The National Jewish Democratic Council is starting with candidates in the Illinois election for U.S. Senate, but organization officials say they plan to expand around the country in the coming weeks.

“In the current toxic political environment, an increasing number of voices have employed inappropriate Holocaust and outright anti-Semitic rhetoric to score political points,” Ira N. Forman, chief executive officer of the council, said in a statement. “At an official House Republican press conference before ‘Tea Party’ activists in November, for example, political rhetoric opposing health insurance reform invoked disgusting Holocaust imagery and outright anti-Semitism.

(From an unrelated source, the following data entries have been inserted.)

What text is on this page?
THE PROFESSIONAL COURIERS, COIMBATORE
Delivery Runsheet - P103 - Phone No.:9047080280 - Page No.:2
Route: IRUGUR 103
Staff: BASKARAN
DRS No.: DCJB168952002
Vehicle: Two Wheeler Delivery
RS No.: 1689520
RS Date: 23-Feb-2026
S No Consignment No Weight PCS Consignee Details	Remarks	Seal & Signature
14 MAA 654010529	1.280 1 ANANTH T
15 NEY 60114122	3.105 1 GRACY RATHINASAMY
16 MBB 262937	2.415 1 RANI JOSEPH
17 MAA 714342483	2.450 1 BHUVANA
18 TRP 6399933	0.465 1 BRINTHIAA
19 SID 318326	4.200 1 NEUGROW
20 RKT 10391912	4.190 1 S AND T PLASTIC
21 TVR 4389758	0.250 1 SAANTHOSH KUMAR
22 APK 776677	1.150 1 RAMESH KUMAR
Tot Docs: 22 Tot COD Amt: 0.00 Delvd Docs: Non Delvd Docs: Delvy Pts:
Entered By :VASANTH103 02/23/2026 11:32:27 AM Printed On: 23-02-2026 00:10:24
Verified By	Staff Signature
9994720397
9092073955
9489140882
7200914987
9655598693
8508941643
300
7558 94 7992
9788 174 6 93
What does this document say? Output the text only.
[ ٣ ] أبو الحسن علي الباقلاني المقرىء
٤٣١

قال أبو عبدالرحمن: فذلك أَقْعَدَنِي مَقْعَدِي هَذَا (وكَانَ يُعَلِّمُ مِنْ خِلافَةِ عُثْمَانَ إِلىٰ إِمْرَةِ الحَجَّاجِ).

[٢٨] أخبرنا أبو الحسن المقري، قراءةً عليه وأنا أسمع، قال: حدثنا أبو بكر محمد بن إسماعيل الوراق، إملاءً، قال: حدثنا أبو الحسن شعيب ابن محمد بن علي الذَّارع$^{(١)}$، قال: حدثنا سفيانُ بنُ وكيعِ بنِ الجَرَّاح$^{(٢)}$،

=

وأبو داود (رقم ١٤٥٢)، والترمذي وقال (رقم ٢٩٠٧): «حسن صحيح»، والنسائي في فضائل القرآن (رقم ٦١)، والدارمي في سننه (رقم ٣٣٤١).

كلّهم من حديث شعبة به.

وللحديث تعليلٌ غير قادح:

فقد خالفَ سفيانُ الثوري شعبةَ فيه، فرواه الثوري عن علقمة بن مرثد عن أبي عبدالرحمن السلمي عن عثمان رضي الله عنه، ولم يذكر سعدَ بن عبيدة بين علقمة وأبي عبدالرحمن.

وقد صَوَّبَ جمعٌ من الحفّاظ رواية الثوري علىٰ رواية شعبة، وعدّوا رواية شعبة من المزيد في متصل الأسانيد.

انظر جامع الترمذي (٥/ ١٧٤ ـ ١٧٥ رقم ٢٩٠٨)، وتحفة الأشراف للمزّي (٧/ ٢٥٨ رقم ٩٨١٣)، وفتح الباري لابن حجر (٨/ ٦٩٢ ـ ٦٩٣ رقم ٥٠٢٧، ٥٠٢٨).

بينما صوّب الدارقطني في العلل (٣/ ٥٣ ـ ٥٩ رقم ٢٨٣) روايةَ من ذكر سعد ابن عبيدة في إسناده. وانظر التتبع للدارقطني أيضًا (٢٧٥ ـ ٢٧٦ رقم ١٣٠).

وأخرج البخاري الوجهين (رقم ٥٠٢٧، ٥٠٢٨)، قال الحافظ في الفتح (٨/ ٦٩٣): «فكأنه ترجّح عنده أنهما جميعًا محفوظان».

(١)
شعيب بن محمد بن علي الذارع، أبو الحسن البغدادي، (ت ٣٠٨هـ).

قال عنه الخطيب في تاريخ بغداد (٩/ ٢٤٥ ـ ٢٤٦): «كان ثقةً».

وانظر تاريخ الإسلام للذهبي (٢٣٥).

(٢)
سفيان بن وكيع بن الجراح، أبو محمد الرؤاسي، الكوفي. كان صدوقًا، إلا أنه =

Top political leaders including House Minority Leader John Boehner (R-OH), House Republican Whip Eric Cantor (R-VA) and House Republican Conference Chairman Mike Pence (R-IN) stood before a crowd that held a banner displaying a stack of dead bodies at Dachau, titled ‘National Socialist Health Care Plan, Dachau, Germany – 1945.’ Yet another sign suggested that ‘Obama takes his orders from the Rothchilds’ [sic].

“This is just one of many vile examples that rabbinic movements and other national organizations have taken a stand against. This is not a partisan issue and such speech is simply not acceptable to the Jewish community. Republican and Democratic candidates alike must disavow such rhetoric. Starting in Illinois and expanding around the country, NJDC will call upon candidates for federal office in 2010 to pledge to renounce anti-Semitic and abusive Holocaust language by any supporter.”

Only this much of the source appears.